Background and objective: Mitochondria are important organelles functioning in metabolic processes, inflammatory response and neurological disorders. Migraines are chronic and paroxysmal neurological disorders characterized by recurrent episodes of severe headache and other neurological symptoms. We explored whether mitochondria may be genetically and/or causally associated with migraine.
Methods: Summary-level statistics of mitochondrial DNA copy number (mtDNA-CN), 69 mitochondria related exposures and migraine with aura, migraine without aura, migraine with aura and triptan purchases, migraine with aura, drug-induced, migraine without aura and triptan purchases and migraine without aura, drug-induced, were collected from genome-wide association studies (GWAS). The analysis employed two-sample Mendelian randomization, utilizing various methods including MR-Egger, inverse-variance weighted (IVW), MR-PRESSO (MR-pleiotropy residual sum and outlier), maximum likelihood, and weighted median.

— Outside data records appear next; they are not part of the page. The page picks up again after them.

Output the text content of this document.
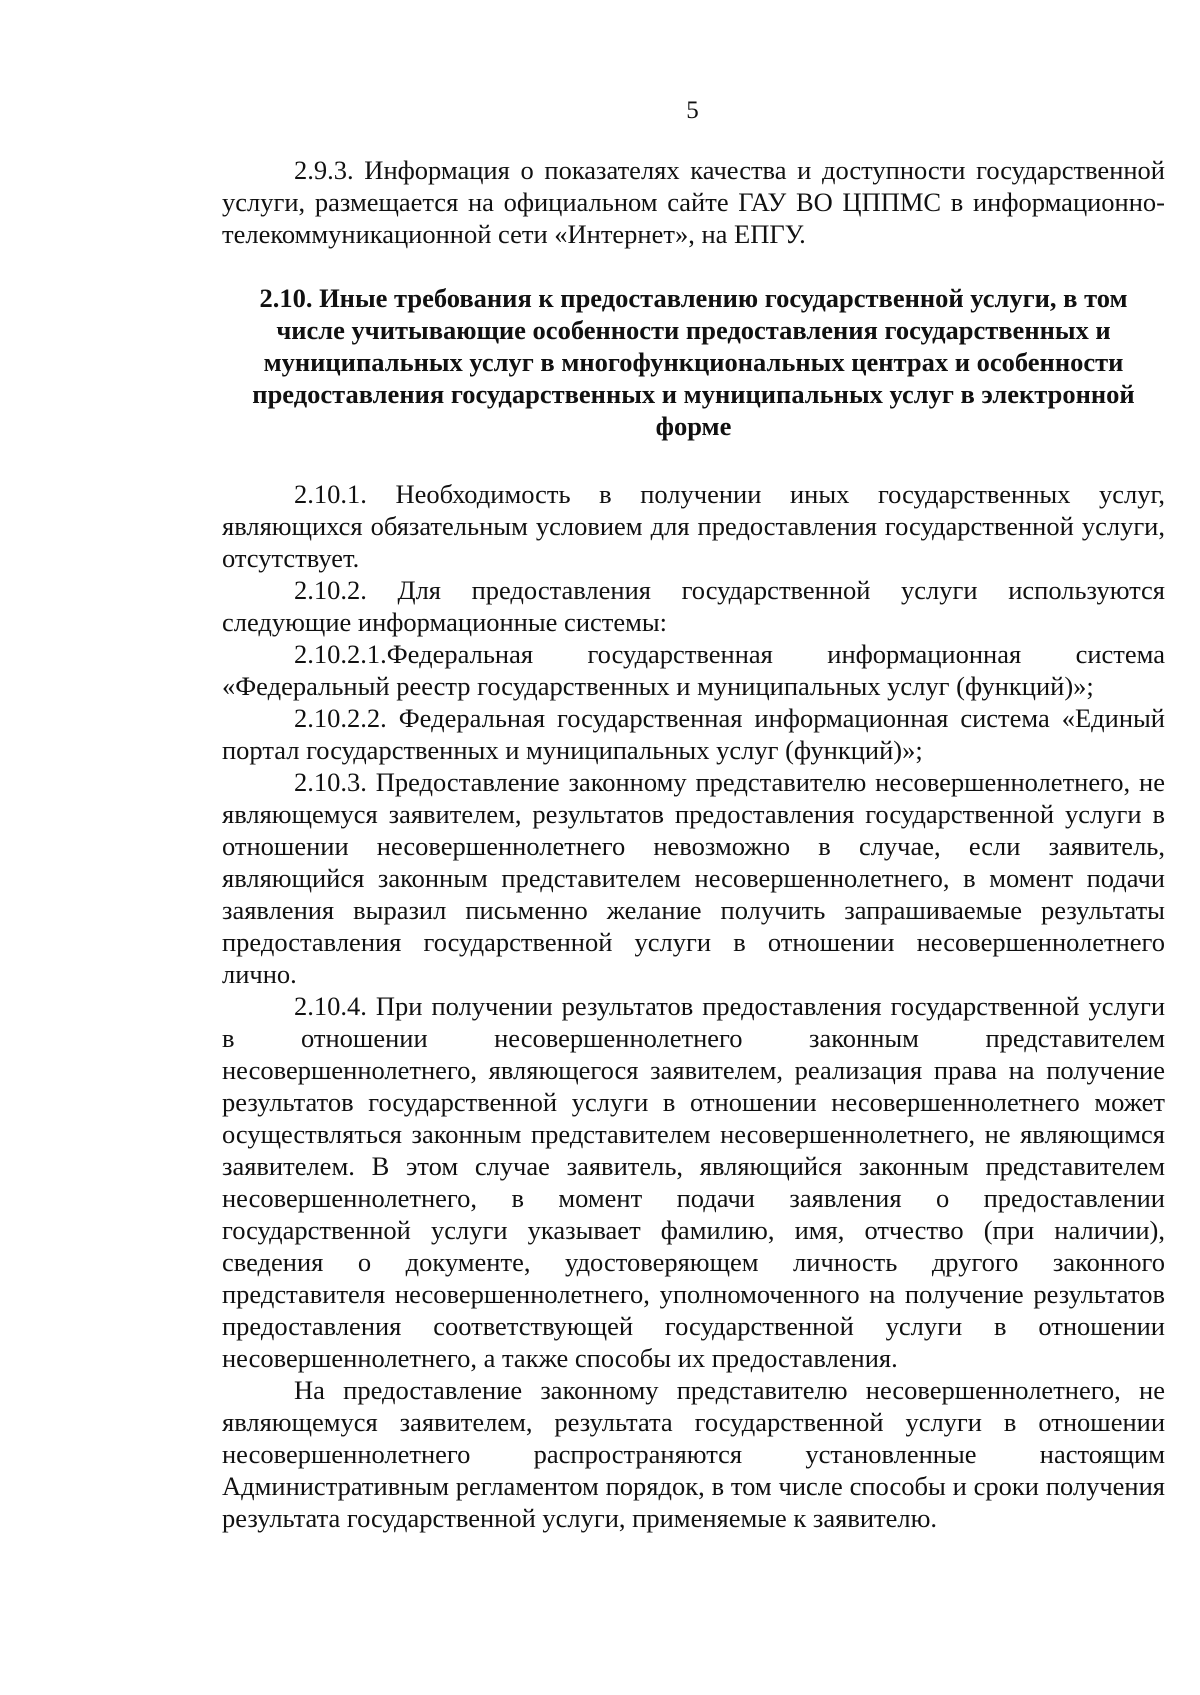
5

2.9.3. Информация о показателях качества и доступности государственной услуги, размещается на официальном сайте ГАУ ВО ЦППМС в информационно-телекоммуникационной сети «Интернет», на ЕПГУ.

2.10. Иные требования к предоставлению государственной услуги, в том числе учитывающие особенности предоставления государственных и муниципальных услуг в многофункциональных центрах и особенности предоставления государственных и муниципальных услуг в электронной форме

2.10.1. Необходимость в получении иных государственных услуг, являющихся обязательным условием для предоставления государственной услуги, отсутствует.

2.10.2. Для предоставления государственной услуги используются следующие информационные системы:

2.10.2.1.Федеральная государственная информационная система «Федеральный реестр государственных и муниципальных услуг (функций)»;

2.10.2.2. Федеральная государственная информационная система «Единый портал государственных и муниципальных услуг (функций)»;

2.10.3. Предоставление законному представителю несовершеннолетнего, не являющемуся заявителем, результатов предоставления государственной услуги в отношении несовершеннолетнего невозможно в случае, если заявитель, являющийся законным представителем несовершеннолетнего, в момент подачи заявления выразил письменно желание получить запрашиваемые результаты предоставления государственной услуги в отношении несовершеннолетнего лично.

2.10.4. При получении результатов предоставления государственной услуги в отношении несовершеннолетнего законным представителем несовершеннолетнего, являющегося заявителем, реализация права на получение результатов государственной услуги в отношении несовершеннолетнего может осуществляться законным представителем несовершеннолетнего, не являющимся заявителем. В этом случае заявитель, являющийся законным представителем несовершеннолетнего, в момент подачи заявления о предоставлении государственной услуги указывает фамилию, имя, отчество (при наличии), сведения о документе, удостоверяющем личность другого законного представителя несовершеннолетнего, уполномоченного на получение результатов предоставления соответствующей государственной услуги в отношении несовершеннолетнего, а также способы их предоставления.

На предоставление законному представителю несовершеннолетнего, не являющемуся заявителем, результата государственной услуги в отношении несовершеннолетнего распространяются установленные настоящим Административным регламентом порядок, в том числе способы и сроки получения результата государственной услуги, применяемые к заявителю.
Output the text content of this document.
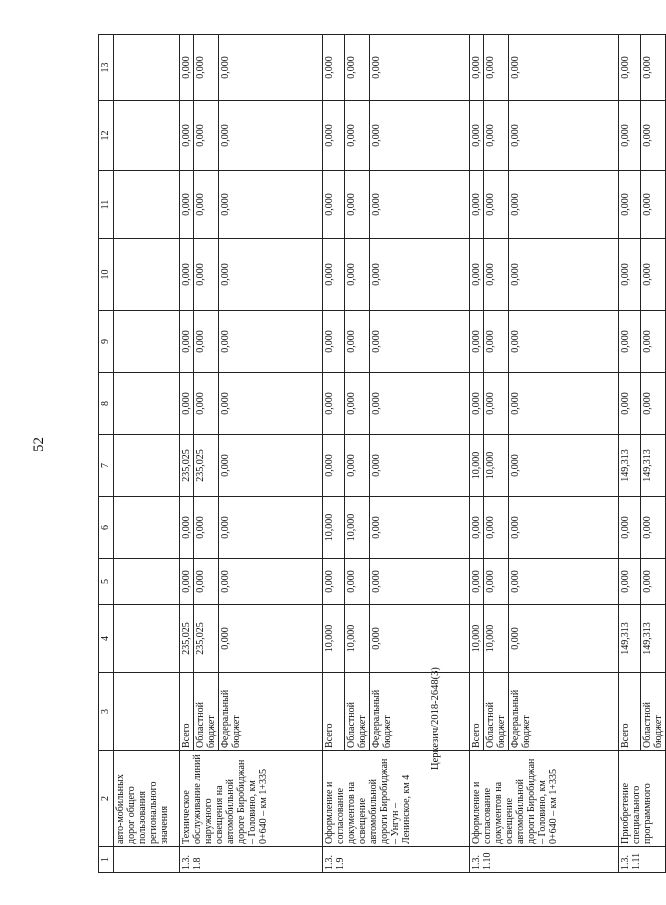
52
Церкезич/2018-2648(3)
1	2	3	4	5	6	7	8	9	10	11	12	13
	авто-мобильных дорог общего пользования регионального значения											
1.3.
1.8	Техническое обслуживание линий наружного освещения на автомобильной дороге Биробиджан – Головино, км 0+640 – км 1+335	Всего	235,025	0,000	0,000	235,025	0,000	0,000	0,000	0,000	0,000	0,000
		Областной бюджет	235,025	0,000	0,000	235,025	0,000	0,000	0,000	0,000	0,000	0,000
		Федеральный бюджет	0,000	0,000	0,000	0,000	0,000	0,000	0,000	0,000	0,000	0,000
1.3.
1.9	Оформление и согласование документов на освещение автомобильной дороги Биробиджан – Унгун – Ленинское, км 4	Всего	10,000	0,000	10,000	0,000	0,000	0,000	0,000	0,000	0,000	0,000
		Областной бюджет	10,000	0,000	10,000	0,000	0,000	0,000	0,000	0,000	0,000	0,000
		Федеральный бюджет	0,000	0,000	0,000	0,000	0,000	0,000	0,000	0,000	0,000	0,000
1.3.
1.10	Оформление и согласование документов на освещение автомобильной дороги Биробиджан – Головино, км 0+640 – км 1+335	Всего	10,000	0,000	0,000	10,000	0,000	0,000	0,000	0,000	0,000	0,000
		Областной бюджет	10,000	0,000	0,000	10,000	0,000	0,000	0,000	0,000	0,000	0,000
		Федеральный бюджет	0,000	0,000	0,000	0,000	0,000	0,000	0,000	0,000	0,000	0,000
1.3.
1.11	Приобретение специального программного	Всего	149,313	0,000	0,000	149,313	0,000	0,000	0,000	0,000	0,000	0,000
		Областной бюджет	149,313	0,000	0,000	149,313	0,000	0,000	0,000	0,000	0,000	0,000
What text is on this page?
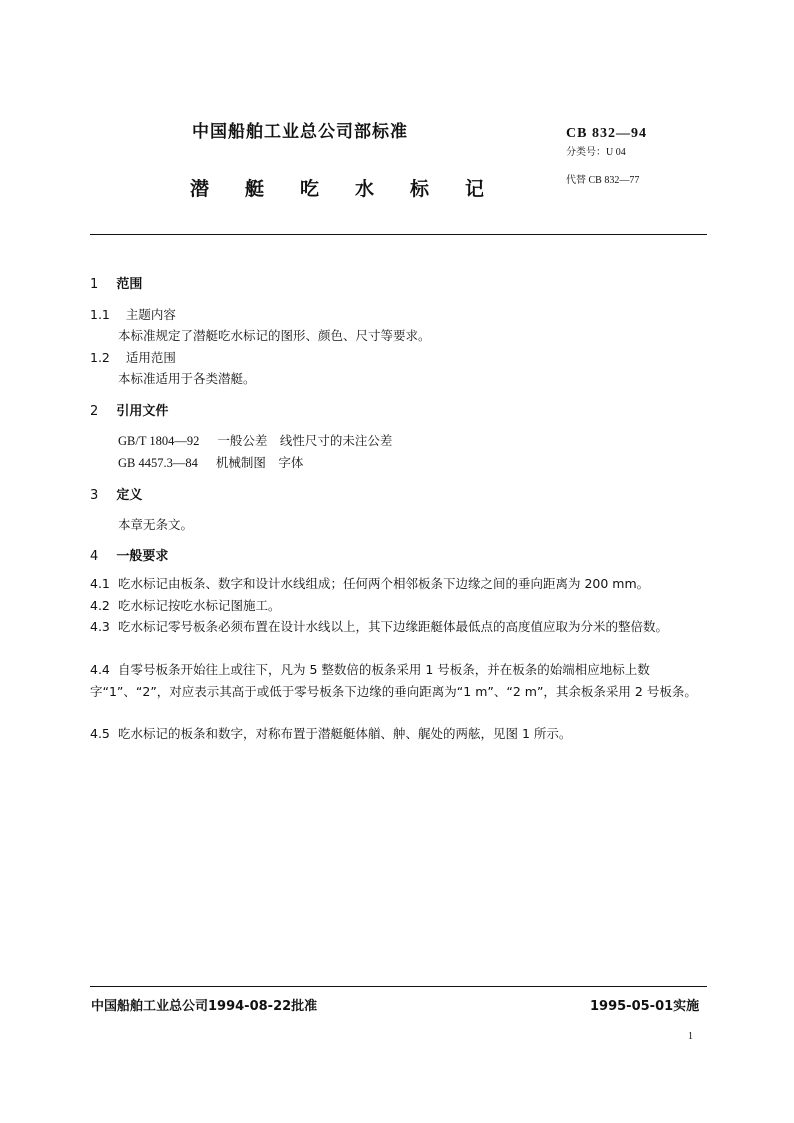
中国船舶工业总公司部标准	CB 832—94
分类号：U 04
潜艇吃水标记	代替 CB 832—77
1 范围
1.1 主题内容
本标准规定了潜艇吃水标记的图形、颜色、尺寸等要求。
1.2 适用范围
本标准适用于各类潜艇。
2 引用文件
GB/T 1804—92 一般公差　线性尺寸的未注公差
GB 4457.3—84 机械制图　字体
3 定义
本章无条文。
4 一般要求
4.1 吃水标记由板条、数字和设计水线组成；任何两个相邻板条下边缘之间的垂向距离为 200 mm。
4.2 吃水标记按吃水标记图施工。
4.3 吃水标记零号板条必须布置在设计水线以上，其下边缘距艇体最低点的高度值应取为分米的整倍数。
4.4 自零号板条开始往上或往下，凡为 5 整数倍的板条采用 1 号板条，并在板条的始端相应地标上数字“1”、“2”，对应表示其高于或低于零号板条下边缘的垂向距离为“1 m”、“2 m”，其余板条采用 2 号板条。
4.5 吃水标记的板条和数字，对称布置于潜艇艇体艏、舯、艉处的两舷，见图 1 所示。
中国船舶工业总公司1994-08-22批准	1995-05-01实施
1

Results: We observed a potential association with decreased levels of mtDNA-CN with the risk of migraine without aura (Odds ratio (OR) 1.517, 95% Confidence interval (CI) 1.072-2.147, p = 0.019). Besides, for every 1 unit in NAD-dependent protein deacylase sirtuin-5 (SIRT5), relative risk of migraine without aura increased by 16.4%. For every 1 unit increase in Phenylalanine-transfer RNA (tRNA) ligase, relative risk of migraine without aura increased by 13.5%. For every 1 unit increase in Apoptosis-inducing factor 1, relative risk of migraine without aura increased by 27.4%.
Conclusion: This study indicates fresh evidence of association between mtDNA-CN, mitochondrial related exposures and migraine especially migraine without aura. The findings may shed light on developing interventions targeting on the causal pathway from mitochondria to migraine.
Keywords: Mendelian randomization; Sirtuin-5; migraine; mitochondria; mitochondrial DNA copy number; neuroinflammation.